Kadınlar da erkekler kadar güzel mekânlara sahip olma hakkına sahiptir. Tarih boyunca kadınların camilere daha az gittiği gözlemlenmiştir. Hanefilerde kadınların günlük ibadetler için camiye gitmesi uzun süre yasaklanmış ya da en azından hoş karşılanmamıştır. Bu, kadınları tacizden korumak için koruyucu bir önlem olarak görülmüş olsa da bu aynı zamanda Müslüman kadınların artık camilere gitmemesi anlamına gelmiştir.
Hz. Peygamber zamanında kadınların cuma namazlarına ya da bayram günlerine katılması doğal bir durumdu. Bu normlar günümüzde de farklı yorumlanmakta ve kadınlar doğal olarak camilere gelmeye motive olmaktadır. Ancak pek çok camide kadınların bayram namazlarına yer sorunu nedeniyle gelmemesi geleneği yerleşmiştir. Elbette bu durum cuma ve bayram namazlarının kadınlar için zorunlu değil, isteğe bağlı olmasından da kaynaklanmaktadır.
Ancak özellikle Almanya’da, namazların daha büyük odalarda veya açık havada ve tüm aile bireyleri için daha pratik zamanlarda kılınması suretiyle kadın ve çocukların bayram namazlarına daha fazla dâhil edilmesi arzu edilmektedir. Bu, bazı cemaatlerde ve camilerde hâlihazırda uygulansa da henüz yaygınlaşmamıştır.
Özetle, benzer örneklerin gösterdiği gibi değişmez kabul edilen birkaç sabit norm haricinde, ayrıntılara ilişkin konularda çok çeşitli muhafazakâr, pragmatik veya dinamik yorum mevcut. Değişmez normlar ya Kur’an ve Sünnet’teki açık ifadelere ya da Hz. Peygamber’in ashabı ve âlimlerin geleneksel icmasına dayanır. Sünni geleneğin özelliği, Kur’an ve Sünnet’in vahiy kaynaklarını eskilerin, yani Müslüman topluluğun ilk üç neslindeki anlayışa göre yorumlamasında yatar.

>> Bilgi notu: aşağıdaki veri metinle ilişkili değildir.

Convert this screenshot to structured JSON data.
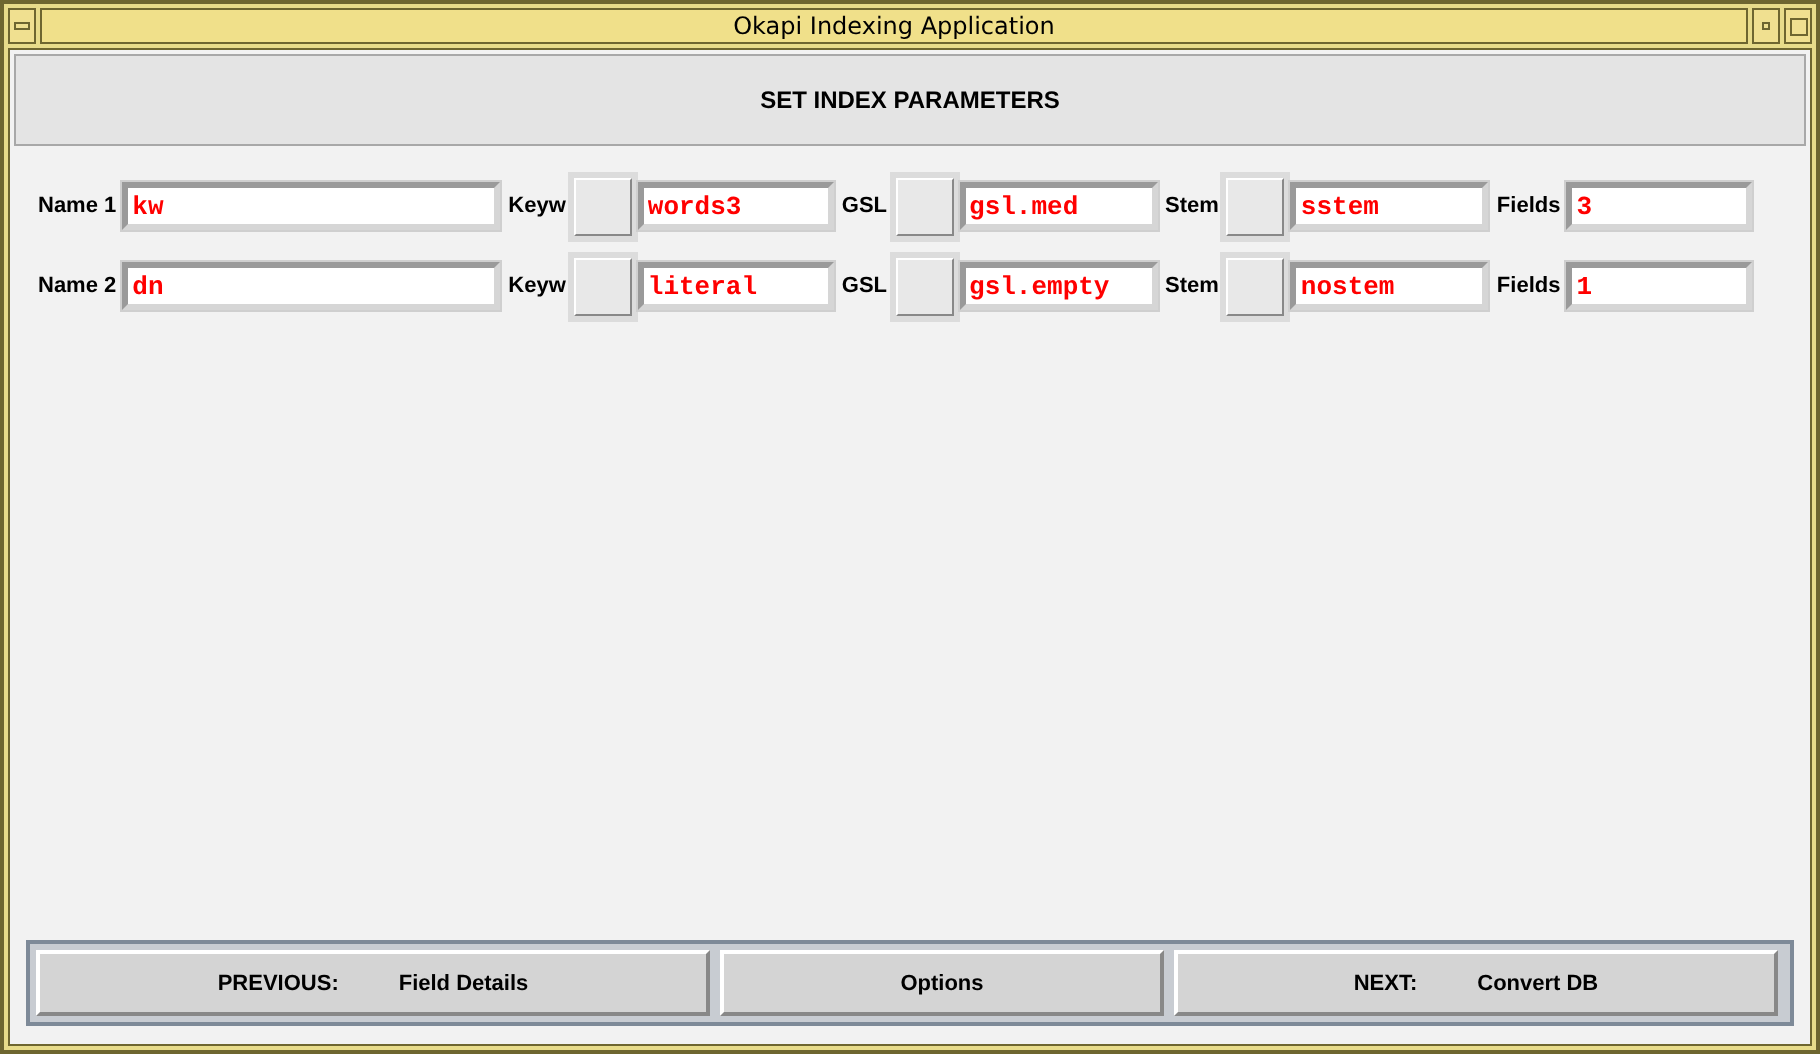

Belirli bir konuda icma varsa, bu sonraki nesiller için bağlayıcı kabul edilir. İhtilaf varsa, bu alan da sonraki nesiller için farklı yorumlara açıktır. Sabit normlar ya Kur’an ve Sünnet’teki açık ifadelere ya da Hz. Peygamber’in ashabı ve âlimlerin geleneksel icmasına dayanır.